Dapz’s journey towards fully embracing who he is and being the artist he wants to be has been a challenging one, involving false starts, abrupt stops and long breaks away from doing what he loves. He addresses the stop/start nature of his career so far on ‘Contingency’. “We don’t need a contingency plan / We just need some consistency, man,” the Brummie MC demands of himself over a bouncing Swifta Beater production that sounds like it was crafted in a karate dojo. The track will appear on Dapz’s long-awaited debut album ‘Landed’, scheduled for release in September. He announced it on Instagram with a post, describing how for years he hadn’t felt “worthy” of releasing the project, until now.
“It was all down to confidence really. In the past, I felt like I didn’t have the courage to go out there on my own and do a solo album. Even though I had a definition in my head of an album years ago, in the sense that it needs to be balanced and not just one sound, and feature a mixture of emotions,” he explains. “If I didn’t do an album, I don’t feel like my music would’ve been respected in the same way, because I feel like I’ve been making music that could’ve been on an album for years.”
At its core, Dapz’s story has been about overcoming his insecurities, in order to blossom into the artist he is today. That’s not easy when you’re part of a scene that’s often been criticised for its rigidity and unwillingness to evolve in comparison to other genres of Black British music. Dapz’s distinct lane of what he describes as “mature, relatable grime” pairs his undoubted skill as a microphone champion with an accomplished, emotive singing voice. Through it, he explores themes about the fabric of everyday life: complicated relationships, financial precarity, parenthood and providing for a young, growing family, persevering and pursuing our dreams. It’s very different from the grime of clashes, cyphers and Eskimo Dances that gave voice to an entire generation. But he’s finally realising there’s strength in that difference. “I’m just being more confident in what I’m doing now,” Dapz says. “And I’m being more bold. That’s the vibe.

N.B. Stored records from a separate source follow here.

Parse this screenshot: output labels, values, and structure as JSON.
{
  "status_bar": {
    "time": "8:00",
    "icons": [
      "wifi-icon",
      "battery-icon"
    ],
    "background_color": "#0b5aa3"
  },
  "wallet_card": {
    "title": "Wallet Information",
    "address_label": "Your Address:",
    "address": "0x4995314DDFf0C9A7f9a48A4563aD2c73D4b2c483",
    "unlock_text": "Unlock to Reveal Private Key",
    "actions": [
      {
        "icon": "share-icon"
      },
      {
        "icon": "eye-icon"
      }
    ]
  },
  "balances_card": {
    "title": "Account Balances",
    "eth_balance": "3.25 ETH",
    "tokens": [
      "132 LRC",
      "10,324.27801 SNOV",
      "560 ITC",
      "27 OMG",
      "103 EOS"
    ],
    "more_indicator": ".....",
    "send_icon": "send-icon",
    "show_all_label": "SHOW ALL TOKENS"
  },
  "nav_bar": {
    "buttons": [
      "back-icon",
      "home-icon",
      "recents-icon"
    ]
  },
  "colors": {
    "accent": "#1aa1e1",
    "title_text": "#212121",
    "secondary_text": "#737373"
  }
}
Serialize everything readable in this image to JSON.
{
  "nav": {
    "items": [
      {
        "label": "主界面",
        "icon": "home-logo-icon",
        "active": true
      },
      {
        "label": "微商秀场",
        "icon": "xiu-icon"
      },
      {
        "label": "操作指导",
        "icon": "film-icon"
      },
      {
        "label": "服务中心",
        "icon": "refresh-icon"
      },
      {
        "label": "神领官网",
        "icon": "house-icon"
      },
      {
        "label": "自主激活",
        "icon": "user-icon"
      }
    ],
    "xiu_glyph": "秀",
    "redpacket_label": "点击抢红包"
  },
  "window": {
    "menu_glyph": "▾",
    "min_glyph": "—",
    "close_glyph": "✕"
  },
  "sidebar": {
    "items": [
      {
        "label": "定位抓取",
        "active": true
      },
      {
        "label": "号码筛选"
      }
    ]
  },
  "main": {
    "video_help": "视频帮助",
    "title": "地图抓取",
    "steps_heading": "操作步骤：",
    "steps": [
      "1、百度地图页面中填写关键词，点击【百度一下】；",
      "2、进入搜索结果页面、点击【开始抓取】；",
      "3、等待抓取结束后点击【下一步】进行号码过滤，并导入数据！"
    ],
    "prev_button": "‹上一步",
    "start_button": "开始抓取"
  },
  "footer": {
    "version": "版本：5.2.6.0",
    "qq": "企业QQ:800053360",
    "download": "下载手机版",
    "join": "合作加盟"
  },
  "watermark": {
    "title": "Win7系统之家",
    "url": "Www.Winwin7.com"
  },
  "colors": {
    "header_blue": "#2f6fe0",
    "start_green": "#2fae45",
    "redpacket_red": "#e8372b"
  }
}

“I think insecurities will always be present, as you advance, as you grow,” he continues. “Things change, situations change, even your body changes. So my insecurities will always be there, but I’ve reached a stage where I can embrace them now, and I can outwork them. If I keep outworking them, eventually I won’t feel that way about them.”
As a father of three young children, perhaps what held Dapz back in the past is the nagging doubt that pursuing a full-time career in music wouldn’t allow him to give them the life they deserve. He says the experience of being a father “opens your heart more” and encourages you to be mature in what you do. There’s an unmistakable positivity and warmth in Dapz’s music because he knows his children are listening. And now he’s forged those lingering doubts into a steely determination to secure a future for them. “It’s not just for myself now,” he says. “It’s for them, it’s for my partner. So I can’t let them down. Although I still have down days, the up days outweigh them. I strive for those days.”